19
Hari yang aneh. Perasaan aneh. Tapi lebih baik pilah-pilah sampah di rumah dan pergi berbelanja--kalau punya banyak duit--dengan menggunakan keranjang sendiri atau tas dari bahan yang bisa di daur ulang dari pada berkotek terus menerus tapi mengharapkan semua belanjaan dibungkus rapi dalam plastik-plastik sialan itu.

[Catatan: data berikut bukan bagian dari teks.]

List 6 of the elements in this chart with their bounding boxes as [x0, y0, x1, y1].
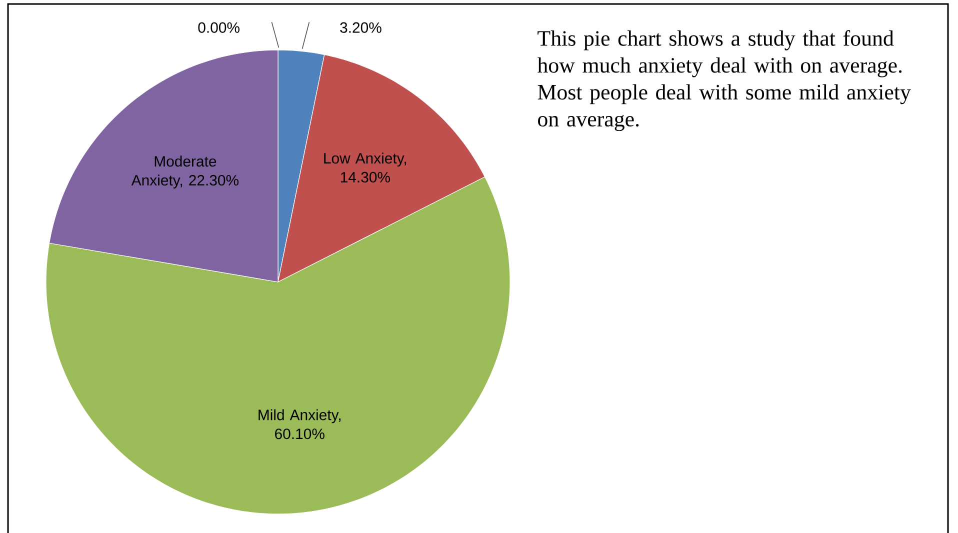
- text: 0.00%: [198, 22, 240, 33]
- data-label: Moderate Anxiety, 22.30%: [131, 156, 239, 189]
- data-label: 3.20%: [340, 22, 382, 33]
- text: This pie chart shows a study that found how much anxiety deal with on average. Most people deal with some mild anxiety on average.: [537, 30, 911, 132]
- data-label: Low Anxiety, 14.30%: [324, 152, 406, 183]
- data-label: Mild Anxiety, 60.10%: [258, 409, 341, 440]
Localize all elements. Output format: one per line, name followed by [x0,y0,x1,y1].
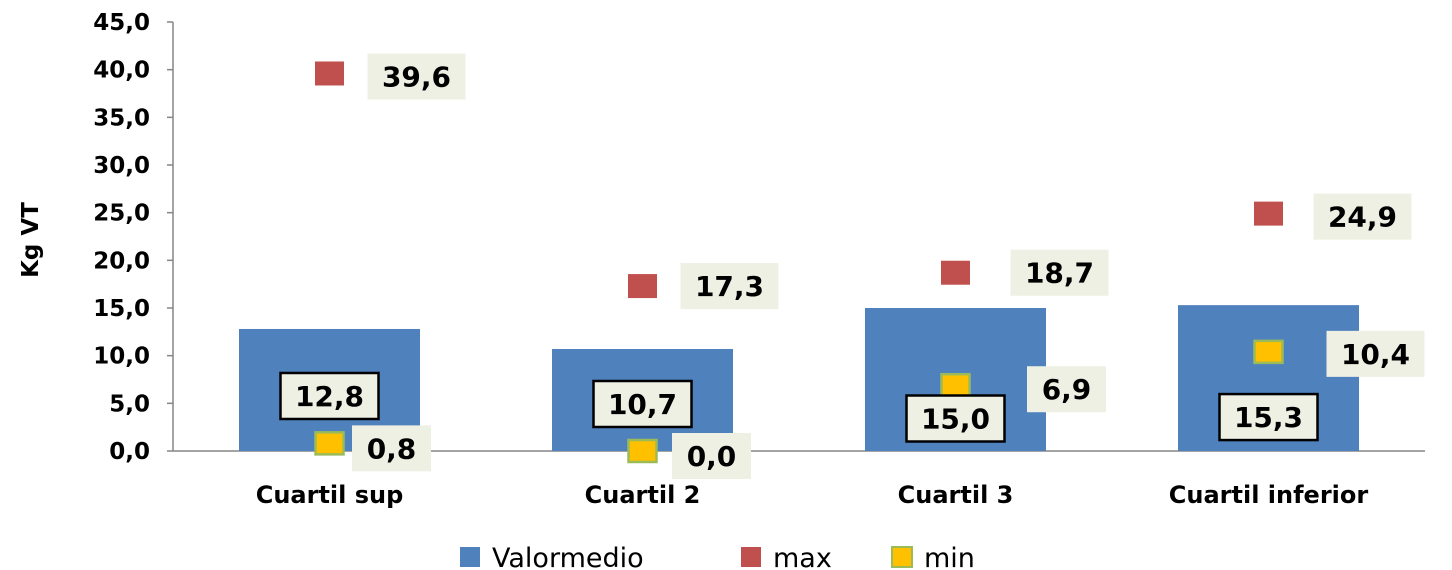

Tapi itulah, kami juga sering menyalakan lampu sepanjang hari atau mencabut rumput dan bunga-bunga liar di taman demi memasang konblok agar kelihatan rata, rapi, dan mulus. Dapat disejajarkan dengan halaman tetangga di sebelah yang kami sebut: "Tuan-Nyonya Pameran". Sebab setiap kesempatan kami saksikan mobil mereka yang banyak, kemudian di atas atap mobil itu mereka tutup dengan payung-payung besar permanen, dan di bawah ban mobil, mereka tutup tanah resapan air hujan dengan semen yang indah. Jika datang hujan, curahan air hujan akan penuh di got depan, naik tinggi dan menyebabkan banjir di rumah-rumah tetangga. salah satunya rumah kami yang sedang kami set ulang dengan tanaman hias aneka ragam kecuali kaktus.
Kami semua tak tertarik pada kaktus. Sebab menurut Si Tengah, "Kita bukan seniman Kontemporer."
"Memang ada hubungannya?"
"Iya."
Apa misalnya?"
"Cari tahu aja sendiri."
Juga sebab kami bukan seniman abstrak atau apalah, menurut Si Tengah yang sok tahu. Anehnya, kami tetap mengisi pot-pot bunga gerabah itu dengan kaktus. Mungkin kami teringat pada Patricia.